SRCC is composed almost exclusively of poorly cohesive neoplastic epithelial cells containing intracytoplasmic mucin that displaces the nuclei towards the periphery. SRCC of the pancreas is extremely rare and has a very poor prognosis [3]. According to the study using the Surveillance, Epidemiology, and End Results database from 2000 to 2014, the incidence of pancreatic SRCC is 0.4–0.5% among all cases of pancreatic carcinoma [1]. Among the eight cases reported thus far (Table 1) [4–11], surgical treatment with radical resection, pancreatoduodenectomy, and/or total pancreatomy could be performed in four cases, and there was only one case of borderline-resectable tumor treated with neoadjuvant chemotherapy with gemcitabine.

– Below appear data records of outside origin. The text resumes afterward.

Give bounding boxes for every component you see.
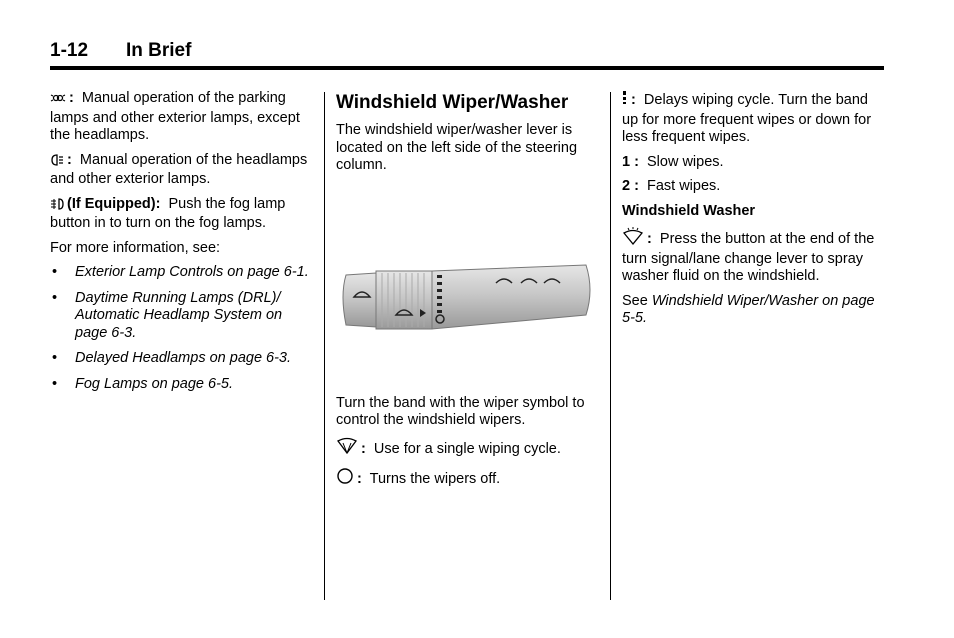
reference-item: • Fog Lamps on page 6-5. (52, 375, 233, 392)
fog-lamp-icon (50, 198, 64, 216)
fast-wipes-item: 2 : Fast wipes. (622, 178, 721, 194)
off-circle-icon (336, 467, 354, 491)
intro-text: The windshield wiper/washer lever is located on the left side of the steering column. (336, 122, 578, 173)
wiper-lever-illustration (336, 185, 598, 385)
column-divider (324, 92, 325, 600)
column-wiper (336, 90, 598, 498)
see-reference: See Windshield Wiper/Washer on page 5-5. (622, 292, 875, 326)
reference-link[interactable]: Daytime Running Lamps (DRL)/ Automatic Headlamp System on page 6-3. (75, 289, 283, 341)
page-header (50, 38, 884, 70)
reference-link[interactable]: Exterior Lamp Controls on page 6-1. (75, 264, 309, 280)
page-number: 1-12 (50, 40, 89, 61)
column-wiper-settings (622, 90, 884, 335)
wipers-off-item: : Turns the wipers off. (336, 467, 598, 491)
reference-link[interactable]: Fog Lamps on page 6-5. (75, 375, 233, 392)
section-title: In Brief (126, 40, 192, 61)
delay-bars-icon (622, 90, 628, 112)
section-heading: Windshield Wiper/Washer (336, 92, 569, 113)
parking-lamps-icon (50, 92, 66, 110)
parking-lamps-item: : Manual operation of the parking lamps and other exterior lamps, except the headlamps. (50, 90, 300, 143)
band-instruction: Turn the band with the wiper symbol to control the windshield wipers. (336, 394, 585, 428)
washer-item: : Press the button at the end of the turn signal/lane change lever to spray washer fluid on the windshield. (622, 227, 884, 286)
more-info-text: For more information, see: (50, 239, 221, 256)
headlamp-icon (50, 154, 64, 172)
reference-link[interactable]: Delayed Headlamps on page 6-3. (75, 350, 292, 366)
column-lighting (50, 90, 312, 401)
reference-item: • Daytime Running Lamps (DRL)/ Automatic Headlamp System on page 6-3. (52, 289, 283, 341)
headlamps-item: : Manual operation of the headlamps and other exterior lamps. (50, 151, 308, 187)
single-wipe-item: : Use for a single wiping cycle. (336, 437, 598, 461)
delay-item: : Delays wiping cycle. Turn the band up for more frequent wipes or down for less frequent wipes. (622, 92, 872, 145)
washer-heading: Windshield Washer (622, 202, 756, 219)
wiper-mist-icon (336, 437, 358, 461)
reference-item: • Exterior Lamp Controls on page 6-1. (52, 264, 309, 280)
fog-lamps-item: (If Equipped): Push the fog lamp button in to turn on the fog lamps. (50, 195, 286, 231)
reference-item: • Delayed Headlamps on page 6-3. (52, 350, 292, 366)
washer-spray-icon (622, 227, 644, 251)
slow-wipes-item: 1 : Slow wipes. (622, 153, 724, 170)
reference-link[interactable]: Windshield Wiper/Washer on page 5-5. (622, 292, 875, 326)
column-divider (610, 92, 611, 600)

Two studies have reported on the prognosis of patients with pancreatic SRCC. In the first, where the prognosis was investigated according to the tumor location (esophagus, stomach, small intestine, appendix, colon, and rectum), the group with pancreatic SRCC had the worst median overall survival (3.4 months) [1]. The second study evaluated the predictive effects of epidemiological factors and treatment interventions on the overall survival. The 1-, 2-, and 5-year overall survival rates were 17%, 9%, and 4%, respectively, and surgical interventions (pancreatectomy and pancreatomy with radiation therapy, no case with adjuvant therapy) were associated with improved overall survival [2].

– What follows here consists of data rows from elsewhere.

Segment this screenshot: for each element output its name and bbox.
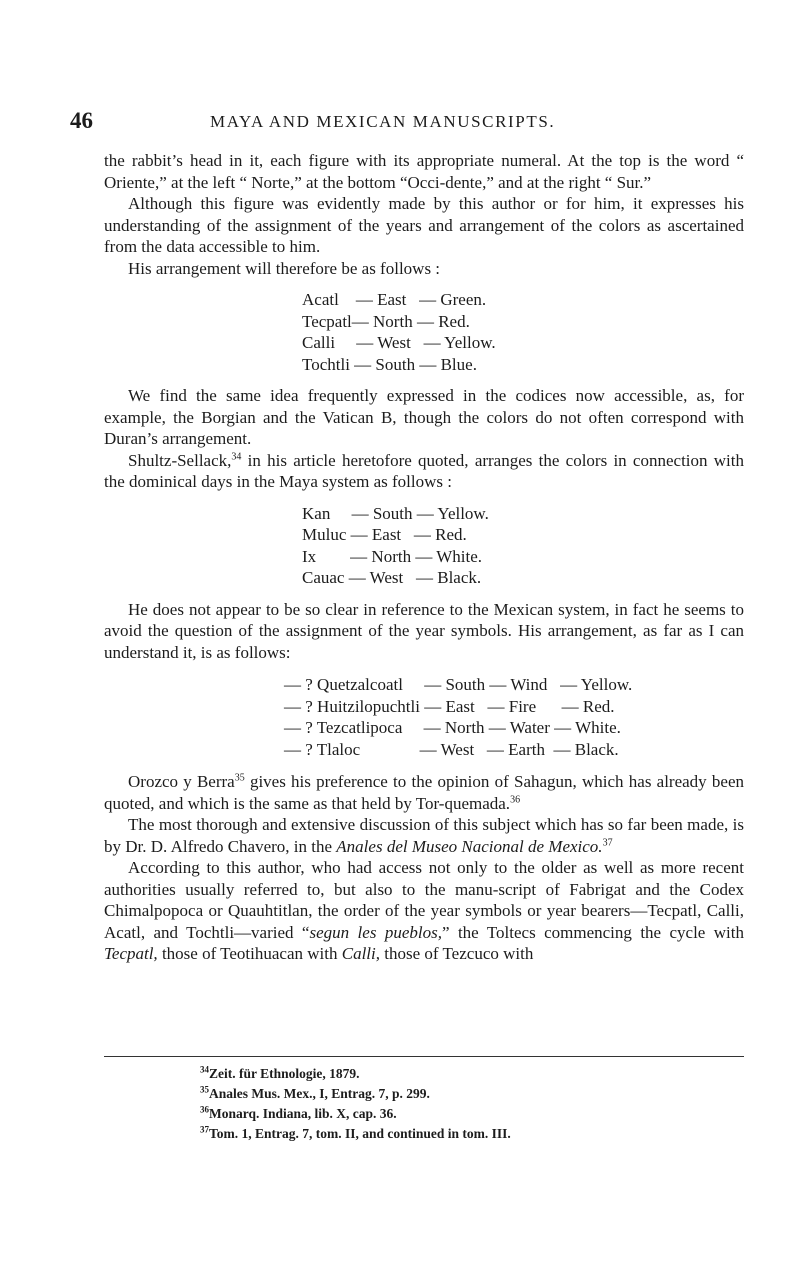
horizontal-rule: [104, 1056, 744, 1057]
page-number: 46: [70, 108, 93, 133]
footnote-number: 37: [200, 1124, 209, 1135]
footnote-ref: 35: [234, 772, 245, 784]
text-run: The most thorough and extensive discussion of this subject which has so far been made, is by Dr. D. Alfredo Chavero, in the: [104, 815, 744, 856]
footnotes: [200, 1064, 511, 1144]
list-item: — ? Huitzilopuchtli — East — Fire — Red.: [284, 696, 615, 716]
paragraph: His arrangement will therefore be as follows :: [128, 258, 441, 278]
text-run: ” the Toltecs commencing the cycle with: [442, 922, 744, 942]
italic-title: Anales del Museo Nacional de Mexico.: [336, 836, 603, 856]
footnote: [200, 1104, 511, 1124]
text-run: gives his preference to the opinion of Sahagun, which has already been quoted, and which is the same as that held by Tor-quemada.: [104, 772, 744, 813]
footnote-number: 36: [200, 1104, 209, 1115]
paragraph: We find the same idea frequently expressed in the codices now accessible, as, for example, the Borgian and the Vatican B, though the colors do not often correspond with Duran’s arrangement.: [104, 386, 744, 448]
footnote: [200, 1084, 511, 1104]
list-item: Cauac — West — Black.: [302, 568, 482, 587]
footnote-number: 35: [200, 1084, 209, 1095]
text-run: those of Tezcuco with: [380, 944, 534, 963]
list-item: — ? Tlaloc — West — Earth — Black.: [284, 739, 619, 759]
list-item: Muluc — East — Red.: [302, 525, 467, 544]
paragraph: He does not appear to be so clear in reference to the Mexican system, in fact he seems to avoid the question of the assignment of the year symbols. His arrangement, as far as I can understand it, is as follows:: [104, 599, 744, 662]
italic-phrase: Tecpatl,: [104, 944, 158, 963]
page-header: [70, 100, 740, 140]
paragraph: Although this figure was evidently made by this author or for him, it expresses his understanding of the assignment of the years and arrangement of the colors as ascertained from the data accessible to him.: [104, 194, 744, 256]
italic-phrase: segun les pueblos,: [309, 922, 442, 942]
paragraph: the rabbit’s head in it, each figure with its appropriate numeral. At the top is the word “ Oriente,” at the left “ Norte,” at the bottom “Occi-dente,” and at the right “ Sur.”: [104, 151, 744, 192]
footnote-text: Tom. 1, Entrag. 7, tom. II, and continued in tom. III.: [209, 1126, 511, 1141]
text-run: Shultz-Sellack,: [128, 450, 232, 470]
paragraph: [104, 771, 744, 814]
paragraph: [104, 450, 744, 493]
paragraph: [104, 857, 744, 965]
footnote-ref: 37: [602, 836, 613, 848]
footnote-number: 34: [200, 1064, 209, 1075]
list-item: Ix — North — White.: [302, 546, 483, 566]
color-list-mexican: [302, 289, 744, 375]
footnote-ref: 36: [510, 793, 521, 805]
paragraph: [104, 814, 744, 857]
list-item: Calli — West — Yellow.: [302, 333, 496, 352]
running-head: MAYA AND MEXICAN MANUSCRIPTS.: [210, 112, 556, 131]
footnote-text: Zeit. für Ethnologie, 1879.: [209, 1066, 360, 1081]
footnote-text: Monarq. Indiana, lib. X, cap. 36.: [209, 1106, 397, 1121]
page-body: [104, 150, 744, 965]
list-item: Acatl — East — Green.: [302, 290, 487, 309]
deity-list: [284, 674, 744, 760]
footnote-ref: 34: [231, 450, 242, 462]
text-run: those of Teotihuacan with: [157, 944, 342, 963]
color-list-maya: [302, 503, 744, 589]
footnote: [200, 1064, 511, 1084]
footnote-separator: [104, 1056, 744, 1057]
list-item: Kan — South — Yellow.: [302, 503, 489, 523]
list-item: — ? Quetzalcoatl — South — Wind — Yellow.: [284, 675, 633, 694]
text-run: Orozco y Berra: [128, 772, 235, 791]
text-run: According to this author, who had access not only to the older as well as more recent authorities usually referred to, but also to the manu-script of Fabrigat and the Codex Chimalpopoca or Quauhtitlan, the order of the year symbols or year bearers—Tecpatl, Calli, Acatl, and Tochtli—varied “: [104, 858, 744, 942]
list-item: Tochtli — South — Blue.: [302, 354, 477, 374]
italic-phrase: Calli,: [341, 944, 380, 963]
text-run: in his article heretofore quoted, arranges the colors in connection with the dominical days in the Maya system as follows :: [104, 450, 744, 491]
footnote-text: Anales Mus. Mex., I, Entrag. 7, p. 299.: [209, 1086, 430, 1101]
list-item: Tecpatl— North — Red.: [302, 311, 470, 331]
list-item: — ? Tezcatlipoca — North — Water — White.: [284, 718, 621, 737]
footnote: [200, 1124, 511, 1144]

To the best of our knowledge, the present is the first report of adjuvant chemotherapy and long-term postoperative survival in pancreatic SRCC. We performed adjuvant chemotherapy with S-1, which is an oral fluoropyrimidine that contains tegafur, a prodrug of 5-fluorouracil, gimeracil, and oteracil potassium. The efficacy of S-1 for improving the postoperative survival has been reported in gastric cancer [12], which has the highest incidence of SRCC among gastroenterological tumors [1], and pancreatic cancer [13]. According to the Japanese guidelines, adjuvant chemotherapy with S-1 is recommended for gastric and pancreatic cancer [14–15]. The difference in the therapeutic regimens for the two types of cancer is the length of drug administration; 1 year for gastric and 6 months for pancreatic cancer. However, SRCC of the pancreas has a higher risk of recurrence and poorer survival rates than those of typical ductal adenocarcinoma [2]; therefore, we scheduled and performed 1-year adjuvant therapy.
In summary, we report a rare case of pancreatic SRCC with long-term survival. This case indicates that radical resection and adjuvant chemotherapy with S-1 may be an important treatment strategy for resectable pancreatic SRCC.